SDS (Student Direct Stream)
A faster study-permit processing stream for eligible applicants that requires specific up-front items — a GIC, first-year tuition paid and a language test — in exchange for quicker decisions.
PAL (Provincial Attestation Letter)
A letter from a Canadian province confirming your study-permit application counts within its allocation. Most study-permit applications now require one.
Dual intent
The Canadian concept that you may intend to study or work temporarily while also hoping to immigrate later — provided you satisfy the officer you will leave if your temporary status ends.
Australia visa terms
Genuine Student (GS) requirement
The test, introduced in 2024 to replace the Genuine Temporary Entrant requirement, that your primary purpose in Australia is study — shown through your circumstances, study plan and ties.
OSHC (Overseas Student Health Cover)
Private health insurance a subclass 500 student must hold for the full duration of the course. A policy that does not cover the whole enrolment is a common problem.
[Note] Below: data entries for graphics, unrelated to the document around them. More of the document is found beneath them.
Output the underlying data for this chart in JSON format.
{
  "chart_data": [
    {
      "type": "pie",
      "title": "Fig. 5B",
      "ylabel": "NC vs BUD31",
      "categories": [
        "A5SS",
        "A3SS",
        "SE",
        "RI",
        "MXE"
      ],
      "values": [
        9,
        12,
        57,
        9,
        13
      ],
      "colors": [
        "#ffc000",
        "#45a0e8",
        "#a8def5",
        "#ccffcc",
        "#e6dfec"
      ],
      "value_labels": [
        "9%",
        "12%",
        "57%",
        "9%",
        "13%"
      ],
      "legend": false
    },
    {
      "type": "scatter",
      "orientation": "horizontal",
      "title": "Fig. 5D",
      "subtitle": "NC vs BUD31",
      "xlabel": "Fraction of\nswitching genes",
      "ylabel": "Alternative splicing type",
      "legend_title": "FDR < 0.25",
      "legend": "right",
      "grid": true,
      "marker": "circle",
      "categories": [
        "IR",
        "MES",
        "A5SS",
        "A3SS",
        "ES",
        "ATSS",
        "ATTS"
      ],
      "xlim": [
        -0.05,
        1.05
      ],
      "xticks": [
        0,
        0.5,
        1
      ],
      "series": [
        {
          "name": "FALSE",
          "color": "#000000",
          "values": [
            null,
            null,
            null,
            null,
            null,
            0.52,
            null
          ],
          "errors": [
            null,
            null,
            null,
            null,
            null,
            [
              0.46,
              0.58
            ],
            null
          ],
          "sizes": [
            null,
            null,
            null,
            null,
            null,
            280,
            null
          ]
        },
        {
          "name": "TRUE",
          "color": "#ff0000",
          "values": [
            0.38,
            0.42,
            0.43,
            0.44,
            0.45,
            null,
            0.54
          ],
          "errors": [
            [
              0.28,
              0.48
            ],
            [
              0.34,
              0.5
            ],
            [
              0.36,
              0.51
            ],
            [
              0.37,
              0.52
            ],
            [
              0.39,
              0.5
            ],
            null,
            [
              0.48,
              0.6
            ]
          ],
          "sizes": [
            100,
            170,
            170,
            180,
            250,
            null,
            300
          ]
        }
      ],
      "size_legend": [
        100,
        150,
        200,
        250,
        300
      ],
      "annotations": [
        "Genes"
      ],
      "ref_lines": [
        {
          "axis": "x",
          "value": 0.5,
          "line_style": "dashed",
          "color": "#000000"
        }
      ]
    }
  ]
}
CoE (Confirmation of Enrolment)
The document confirming your enrolment at an Australian institution, required to lodge a student visa; its details must match the rest of your application.
Subclass 500 / 600
Australian visa subclasses: 500 is the student visa and 600 the visitor visa. Each has its own genuine-purpose and evidence requirements.
New Zealand visa terms
AEWV (Accredited Employer Work Visa)
New Zealand's main employer-sponsored work visa, requiring a job offer from an accredited employer that passes a job check before you can apply.
United States visa terms
DS-160
The online nonimmigrant visa application form. Its details must match your supporting documents and your interview answers — inconsistencies are a frequent problem.
I-20
The form a SEVP-approved US school issues to an admitted F-1 student, used to pay the SEVIS fee and apply for the visa; its details must align with your DS-160.
SEVIS
The Student and Exchange Visitor Information System that tracks F, M and J students. You pay the SEVIS I-901 fee before your F-1 interview and carry the receipt.
Section 214(b)
The provision of US immigration law that presumes visa applicants intend to immigrate until they prove otherwise. Most B1/B2 and F-1 refusals cite it; you overcome it with strong ties and a clear temporary purpose.
Nonimmigrant intent
Evidence that you intend to enter the US temporarily and return home — the core of overcoming section 214(b).
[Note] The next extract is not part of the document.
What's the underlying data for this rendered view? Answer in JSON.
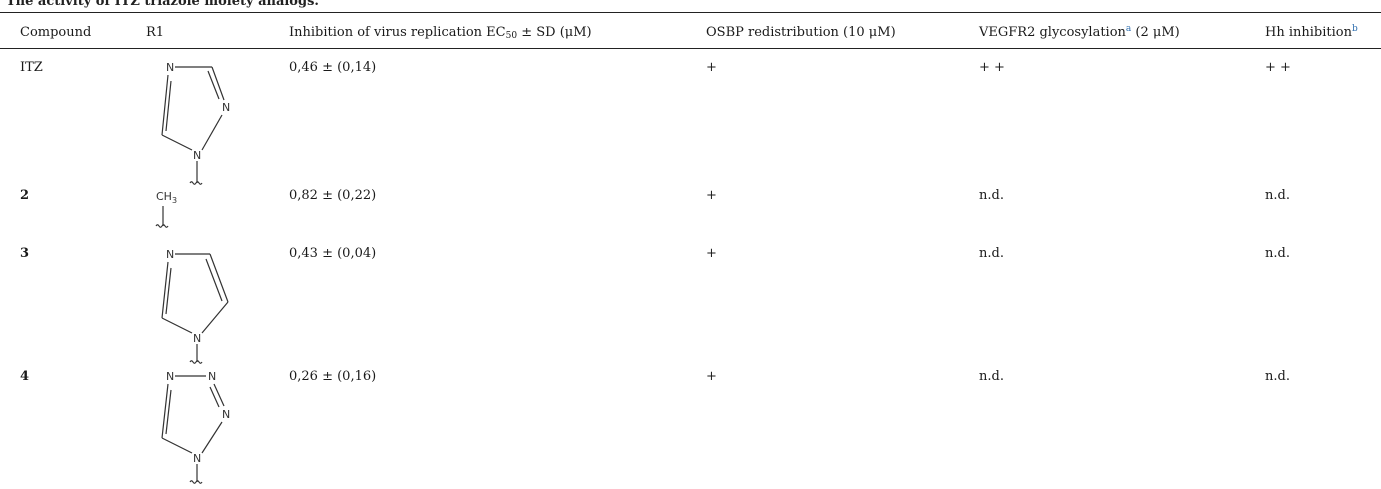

Europe (Schengen) visa terms
Schengen visa (Type C)
A short-stay visa allowing up to 90 days in any 180-day period across the Schengen area, for tourism, family visits or short business.
National visa (Type D)
A long-stay visa for study, work or residence in a specific Schengen country for more than 90 days, governed by that country's national rules.
Travel medical insurance (Schengen)
Cover a Schengen visa requires — at least €30,000, valid across the Schengen area for the whole trip. Insufficient cover or dates is a frequent refusal ground.
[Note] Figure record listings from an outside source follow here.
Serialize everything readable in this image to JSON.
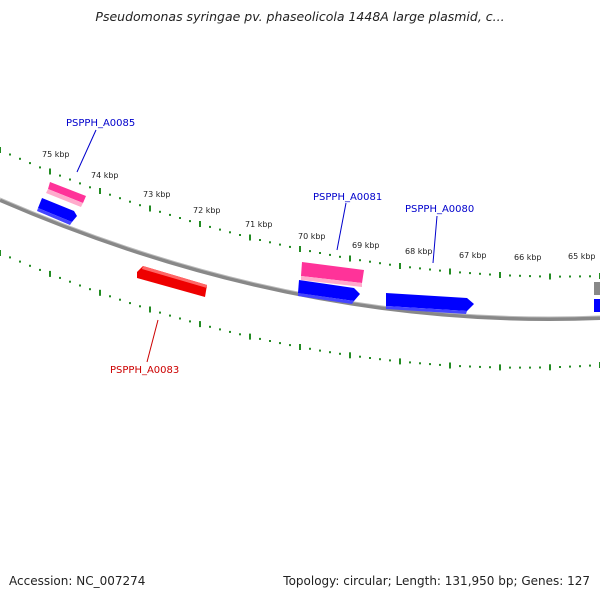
{
  "title": "Pseudomonas syringae pv. phaseolicola 1448A large plasmid, c...",
  "footer": {
    "accession": "Accession: NC_007274",
    "summary": "Topology: circular; Length: 131,950 bp; Genes: 127"
  },
  "ticks": [
    {
      "label": "75 kbp"
    },
    {
      "label": "74 kbp"
    },
    {
      "label": "73 kbp"
    },
    {
      "label": "72 kbp"
    },
    {
      "label": "71 kbp"
    },
    {
      "label": "70 kbp"
    },
    {
      "label": "69 kbp"
    },
    {
      "label": "68 kbp"
    },
    {
      "label": "67 kbp"
    },
    {
      "label": "66 kbp"
    },
    {
      "label": "65 kbp"
    }
  ],
  "gene_labels": [
    {
      "name": "PSPPH_A0085",
      "color": "#0000cc"
    },
    {
      "name": "PSPPH_A0081",
      "color": "#0000cc"
    },
    {
      "name": "PSPPH_A0080",
      "color": "#0000cc"
    },
    {
      "name": "PSPPH_A0083",
      "color": "#cc0000"
    }
  ],
  "colors": {
    "backbone": "#888888",
    "tick": "#228b22",
    "forward_gene": "#0000ff",
    "reverse_gene": "#ff0000",
    "highlight_gene": "#ff3399"
  }
}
Sperrkonto (blocked account)
A German blocked account holding the required annual living-cost amount, released to you monthly. It is standard evidence for a German national student visa.
Campus France
The 'Études en France' procedure most long-stay French student applicants must complete before applying, linking your enrolment to your visa.
MVV
Machtiging tot Voorlopig Verblijf: the Dutch long-stay entry visa most non-EU nationals need before collecting a residence permit.